Dette des administrations publiques au sens de Maastricht
Au premier trimestre 2026, la dette des administrations publiques en France, selon les critères de Maastricht, s’élève à 3 536,1 milliards d’euros, représentant 117,5 % du produit intérieur brut (PIB). Ce chiffre marque une augmentation par rapport au trimestre précédent, où la dette était de 3 460,5 milliards d’euros, soit 115,7 % du PIB.
Contexte factuel
La dette publique, au sens de Maastricht, inclut l’ensemble des engagements financiers des administrations publiques, c’est-à-dire l’État, les collectivités territoriales et les organismes de sécurité sociale. Cette me est cruciale pour évaluer la santé économique d’un pays et sa capacité à gérer ses finances publiques.
Données ou statistiques
Voici un aperçu des chiffres récents concernant la dette des administrations publiques en France :
- 2026-T1 : 3 536,1 milliards d’euros (117,5 % du PIB)

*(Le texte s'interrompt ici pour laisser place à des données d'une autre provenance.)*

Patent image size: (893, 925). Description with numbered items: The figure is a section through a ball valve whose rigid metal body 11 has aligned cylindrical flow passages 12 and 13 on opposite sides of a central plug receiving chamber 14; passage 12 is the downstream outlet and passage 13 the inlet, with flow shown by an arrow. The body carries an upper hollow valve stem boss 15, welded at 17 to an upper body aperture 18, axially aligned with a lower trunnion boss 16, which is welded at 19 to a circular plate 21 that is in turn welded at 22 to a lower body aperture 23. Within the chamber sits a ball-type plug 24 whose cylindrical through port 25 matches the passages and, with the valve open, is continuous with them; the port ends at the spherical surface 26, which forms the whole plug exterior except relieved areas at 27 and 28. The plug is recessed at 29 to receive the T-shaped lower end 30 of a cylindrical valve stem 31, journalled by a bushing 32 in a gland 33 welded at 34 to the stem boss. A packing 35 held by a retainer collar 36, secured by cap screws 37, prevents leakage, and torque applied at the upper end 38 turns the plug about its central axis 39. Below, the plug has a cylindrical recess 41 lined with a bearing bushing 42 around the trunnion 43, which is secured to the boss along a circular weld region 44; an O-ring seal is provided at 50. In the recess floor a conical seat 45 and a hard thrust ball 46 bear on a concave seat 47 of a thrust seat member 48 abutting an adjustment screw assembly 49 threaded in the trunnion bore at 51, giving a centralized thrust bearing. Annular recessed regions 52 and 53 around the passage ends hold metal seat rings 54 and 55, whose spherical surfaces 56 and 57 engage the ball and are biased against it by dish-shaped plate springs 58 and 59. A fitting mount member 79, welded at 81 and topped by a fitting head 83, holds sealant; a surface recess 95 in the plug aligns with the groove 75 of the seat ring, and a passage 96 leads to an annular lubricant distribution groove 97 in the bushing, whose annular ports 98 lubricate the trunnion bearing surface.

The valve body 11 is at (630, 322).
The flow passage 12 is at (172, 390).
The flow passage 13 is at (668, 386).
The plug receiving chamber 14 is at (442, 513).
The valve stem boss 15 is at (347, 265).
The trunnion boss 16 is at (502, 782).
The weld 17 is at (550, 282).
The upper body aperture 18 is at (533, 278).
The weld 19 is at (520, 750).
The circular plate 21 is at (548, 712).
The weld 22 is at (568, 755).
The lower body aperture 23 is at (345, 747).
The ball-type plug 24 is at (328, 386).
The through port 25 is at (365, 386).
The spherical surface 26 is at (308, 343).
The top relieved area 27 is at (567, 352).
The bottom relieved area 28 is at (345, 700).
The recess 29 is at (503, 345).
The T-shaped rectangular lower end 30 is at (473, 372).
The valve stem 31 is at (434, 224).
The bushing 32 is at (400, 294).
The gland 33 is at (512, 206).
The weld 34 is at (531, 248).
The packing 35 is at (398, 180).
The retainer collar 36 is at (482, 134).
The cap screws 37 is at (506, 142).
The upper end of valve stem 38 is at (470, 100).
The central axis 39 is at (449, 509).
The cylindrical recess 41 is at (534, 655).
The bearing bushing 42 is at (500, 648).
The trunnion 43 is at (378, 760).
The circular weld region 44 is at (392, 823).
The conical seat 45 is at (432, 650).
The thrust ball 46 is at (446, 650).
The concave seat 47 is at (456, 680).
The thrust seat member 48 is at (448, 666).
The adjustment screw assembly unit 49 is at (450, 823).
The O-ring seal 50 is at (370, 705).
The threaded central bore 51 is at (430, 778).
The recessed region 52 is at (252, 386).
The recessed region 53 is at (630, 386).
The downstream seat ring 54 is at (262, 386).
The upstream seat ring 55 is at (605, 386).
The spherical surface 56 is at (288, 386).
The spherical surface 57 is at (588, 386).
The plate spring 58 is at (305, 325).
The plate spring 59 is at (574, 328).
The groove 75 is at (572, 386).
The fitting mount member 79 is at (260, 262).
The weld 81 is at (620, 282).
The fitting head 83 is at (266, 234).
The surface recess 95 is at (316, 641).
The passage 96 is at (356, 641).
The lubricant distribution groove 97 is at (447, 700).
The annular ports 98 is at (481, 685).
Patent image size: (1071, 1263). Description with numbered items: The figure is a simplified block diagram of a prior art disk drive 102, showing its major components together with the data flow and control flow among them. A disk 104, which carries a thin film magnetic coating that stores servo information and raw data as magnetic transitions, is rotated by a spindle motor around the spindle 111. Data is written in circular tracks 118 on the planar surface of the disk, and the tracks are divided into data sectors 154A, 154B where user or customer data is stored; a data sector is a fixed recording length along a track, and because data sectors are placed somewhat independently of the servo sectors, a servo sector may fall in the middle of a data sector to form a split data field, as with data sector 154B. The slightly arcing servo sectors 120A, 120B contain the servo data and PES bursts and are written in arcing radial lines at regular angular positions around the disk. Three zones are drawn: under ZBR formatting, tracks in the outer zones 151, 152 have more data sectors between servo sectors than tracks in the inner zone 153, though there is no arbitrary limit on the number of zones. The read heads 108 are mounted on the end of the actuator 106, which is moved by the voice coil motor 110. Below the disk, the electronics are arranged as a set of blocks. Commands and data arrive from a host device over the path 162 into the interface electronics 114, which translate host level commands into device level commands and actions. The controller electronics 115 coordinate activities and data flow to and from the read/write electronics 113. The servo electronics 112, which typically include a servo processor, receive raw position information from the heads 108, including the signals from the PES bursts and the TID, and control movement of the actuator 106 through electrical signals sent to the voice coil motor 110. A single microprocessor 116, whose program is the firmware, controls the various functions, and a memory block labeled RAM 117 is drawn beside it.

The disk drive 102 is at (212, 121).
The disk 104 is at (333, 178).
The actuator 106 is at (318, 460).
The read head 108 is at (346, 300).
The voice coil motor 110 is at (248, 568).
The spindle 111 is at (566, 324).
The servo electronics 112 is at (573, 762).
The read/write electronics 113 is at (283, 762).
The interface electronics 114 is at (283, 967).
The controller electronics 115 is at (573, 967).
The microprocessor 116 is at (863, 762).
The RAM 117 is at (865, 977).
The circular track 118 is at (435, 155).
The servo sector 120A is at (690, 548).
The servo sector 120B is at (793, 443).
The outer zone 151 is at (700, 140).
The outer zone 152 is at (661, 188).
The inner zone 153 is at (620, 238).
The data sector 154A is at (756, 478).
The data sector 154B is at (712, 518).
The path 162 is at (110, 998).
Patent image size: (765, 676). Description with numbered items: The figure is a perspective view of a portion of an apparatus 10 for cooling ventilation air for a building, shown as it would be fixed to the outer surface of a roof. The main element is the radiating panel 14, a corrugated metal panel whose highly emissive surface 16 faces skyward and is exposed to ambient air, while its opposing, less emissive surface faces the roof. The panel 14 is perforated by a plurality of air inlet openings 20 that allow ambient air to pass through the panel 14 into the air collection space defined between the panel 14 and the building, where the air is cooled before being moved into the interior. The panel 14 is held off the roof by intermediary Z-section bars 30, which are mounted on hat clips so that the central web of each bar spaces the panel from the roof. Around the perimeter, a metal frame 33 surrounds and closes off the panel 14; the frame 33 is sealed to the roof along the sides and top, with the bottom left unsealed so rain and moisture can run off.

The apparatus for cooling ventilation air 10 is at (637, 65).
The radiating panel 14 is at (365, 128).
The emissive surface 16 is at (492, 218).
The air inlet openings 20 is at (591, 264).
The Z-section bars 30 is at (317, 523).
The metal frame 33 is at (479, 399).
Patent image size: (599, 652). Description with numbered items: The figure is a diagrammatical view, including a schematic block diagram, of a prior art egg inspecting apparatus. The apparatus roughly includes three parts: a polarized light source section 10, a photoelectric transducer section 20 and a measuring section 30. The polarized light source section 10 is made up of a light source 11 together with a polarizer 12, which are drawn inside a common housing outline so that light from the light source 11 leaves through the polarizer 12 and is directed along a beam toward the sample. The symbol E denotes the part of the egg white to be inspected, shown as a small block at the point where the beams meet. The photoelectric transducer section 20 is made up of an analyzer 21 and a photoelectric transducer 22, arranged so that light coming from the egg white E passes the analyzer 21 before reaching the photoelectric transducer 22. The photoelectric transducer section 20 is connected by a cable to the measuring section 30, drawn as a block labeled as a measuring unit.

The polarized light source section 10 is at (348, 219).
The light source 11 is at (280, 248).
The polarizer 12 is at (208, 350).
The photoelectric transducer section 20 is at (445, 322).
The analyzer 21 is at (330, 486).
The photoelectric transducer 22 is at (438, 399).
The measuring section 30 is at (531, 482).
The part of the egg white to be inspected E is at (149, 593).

- 2025-T4 : 3 460,5 milliards d’euros (115,7 % du PIB)
- 2025-T3 : 3 484,1 milliards d’euros (117,0 % du PIB)
- 2025-T2 : 3 417,2 milliards d’euros (115,2 % du PIB)
- 2025-T1 : 3 346,3 milliards d’euros (113,4 % du PIB)
Ces données proviennent des comptes nationaux trimestriels de l’INSEE, qui fournissent une analyse détaillée de la situation financière des administrations publiques.
Conséquence directe
Cette augmentation de la dette publique pourrait avoir des implications sur la politique économique et budgétaire du pays, notamment en matière de dépenses publiques et de fiscalité.